Sudan’s incumbent telco Sudatel is pursuing its African expansion by seeking stakes in Nigerian and Congolese operators, its CEO Emad Ahmed has said, reported by Reuters. Sudatel, which is 26% state-owned, features on a Washington blacklist of 31 Sudanese companies barred from doing business with American firms. The list was drawn up in May 2007 as part of US pressure on Khartoum to halt violence in the troubled Western Darfur region. Ahmed, visiting Senegal to hand over a USD200 million cheque for a full-service telecoms licence there, said the sanctions were not inhibiting its growth into West Africa, where it started mobile phone operations in Mauritania earlier this year. ‘We are now in discussions with the government of Nigeria…to acquire part of an existing operator,’ Ahmed said, adding that his company was also in similar talks in Congo.

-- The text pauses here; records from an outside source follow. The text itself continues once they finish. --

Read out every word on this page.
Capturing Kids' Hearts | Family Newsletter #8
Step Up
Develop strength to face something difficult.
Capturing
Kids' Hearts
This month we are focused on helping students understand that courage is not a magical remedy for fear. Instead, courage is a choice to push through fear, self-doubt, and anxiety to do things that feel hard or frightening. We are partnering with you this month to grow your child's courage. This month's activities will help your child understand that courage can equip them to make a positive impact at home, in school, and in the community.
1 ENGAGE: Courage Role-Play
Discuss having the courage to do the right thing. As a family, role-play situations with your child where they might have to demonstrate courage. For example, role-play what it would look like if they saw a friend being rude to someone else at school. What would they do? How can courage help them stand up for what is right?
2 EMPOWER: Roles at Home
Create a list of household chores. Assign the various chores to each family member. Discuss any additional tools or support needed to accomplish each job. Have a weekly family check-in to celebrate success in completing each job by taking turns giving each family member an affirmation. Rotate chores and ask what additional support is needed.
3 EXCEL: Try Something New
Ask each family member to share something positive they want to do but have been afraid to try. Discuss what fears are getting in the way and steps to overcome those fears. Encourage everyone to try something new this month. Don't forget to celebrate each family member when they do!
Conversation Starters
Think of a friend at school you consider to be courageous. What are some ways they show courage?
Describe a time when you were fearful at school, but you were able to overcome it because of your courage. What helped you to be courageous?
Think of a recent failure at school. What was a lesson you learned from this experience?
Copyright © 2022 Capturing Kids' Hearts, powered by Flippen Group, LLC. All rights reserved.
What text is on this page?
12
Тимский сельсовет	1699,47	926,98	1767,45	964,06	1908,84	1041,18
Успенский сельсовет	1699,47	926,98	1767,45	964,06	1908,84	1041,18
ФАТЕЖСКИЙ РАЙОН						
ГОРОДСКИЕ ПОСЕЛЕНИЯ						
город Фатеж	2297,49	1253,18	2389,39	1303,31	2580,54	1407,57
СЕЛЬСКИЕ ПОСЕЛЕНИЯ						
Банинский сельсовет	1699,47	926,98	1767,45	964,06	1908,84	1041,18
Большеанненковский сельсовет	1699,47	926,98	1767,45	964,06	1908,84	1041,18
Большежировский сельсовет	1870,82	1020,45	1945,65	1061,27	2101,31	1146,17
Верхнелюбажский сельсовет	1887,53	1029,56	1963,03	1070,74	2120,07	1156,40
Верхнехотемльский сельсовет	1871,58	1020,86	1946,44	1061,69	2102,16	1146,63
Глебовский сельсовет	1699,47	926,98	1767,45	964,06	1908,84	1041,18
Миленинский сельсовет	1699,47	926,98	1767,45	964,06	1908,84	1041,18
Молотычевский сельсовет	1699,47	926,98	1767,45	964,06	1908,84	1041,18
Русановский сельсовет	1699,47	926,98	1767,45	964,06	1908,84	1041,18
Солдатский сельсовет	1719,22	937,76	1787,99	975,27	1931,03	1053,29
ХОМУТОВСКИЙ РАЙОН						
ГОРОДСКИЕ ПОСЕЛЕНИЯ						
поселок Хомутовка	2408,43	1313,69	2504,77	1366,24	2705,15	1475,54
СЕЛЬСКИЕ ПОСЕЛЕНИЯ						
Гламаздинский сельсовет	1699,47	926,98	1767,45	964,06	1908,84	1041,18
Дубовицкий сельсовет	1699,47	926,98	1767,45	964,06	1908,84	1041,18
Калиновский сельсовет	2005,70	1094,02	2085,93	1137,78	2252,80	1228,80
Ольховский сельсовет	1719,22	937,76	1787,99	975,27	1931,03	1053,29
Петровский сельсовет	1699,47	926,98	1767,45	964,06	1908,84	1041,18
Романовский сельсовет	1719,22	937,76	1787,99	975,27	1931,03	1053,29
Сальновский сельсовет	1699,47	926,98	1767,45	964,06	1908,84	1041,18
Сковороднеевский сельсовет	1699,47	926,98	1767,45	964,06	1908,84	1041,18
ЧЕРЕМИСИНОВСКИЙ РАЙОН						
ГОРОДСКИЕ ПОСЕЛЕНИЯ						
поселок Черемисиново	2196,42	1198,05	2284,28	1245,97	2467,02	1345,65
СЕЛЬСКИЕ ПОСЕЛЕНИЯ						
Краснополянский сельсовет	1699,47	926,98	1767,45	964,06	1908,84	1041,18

‘In Niger, there is a [cellular] tender which is already launched. We are going to participate in that tender,’ he went on to say. According to Ahmed, Sudatel was focusing on West Africa, where telecoms markets are faster-growing than those of southern Africa. Sudatel recently paid USD100 million to launch mobile phone services in Mauritania, before winning the licence for fixed line, mobile and internet service in Senegal. Sudatel expects to start services in Senegal in six months and have coverage of all of Senegal’s main towns within three years. Investment of USD500 million over five years has been earmarked for infrastructure there.
The CEO said that Sudatel had no intention of defying the US sanctions and had notified its suppliers, including Ericsson, Nokia, Alca-Lu, Siemens and Huawei, that they must not introduce any US components into Sudan. ‘The sanctions do not affect Sudatel at all. We are still dealing with the main builders of telecommunications … except American companies…the technology is available everywhere,’ Ahmed said.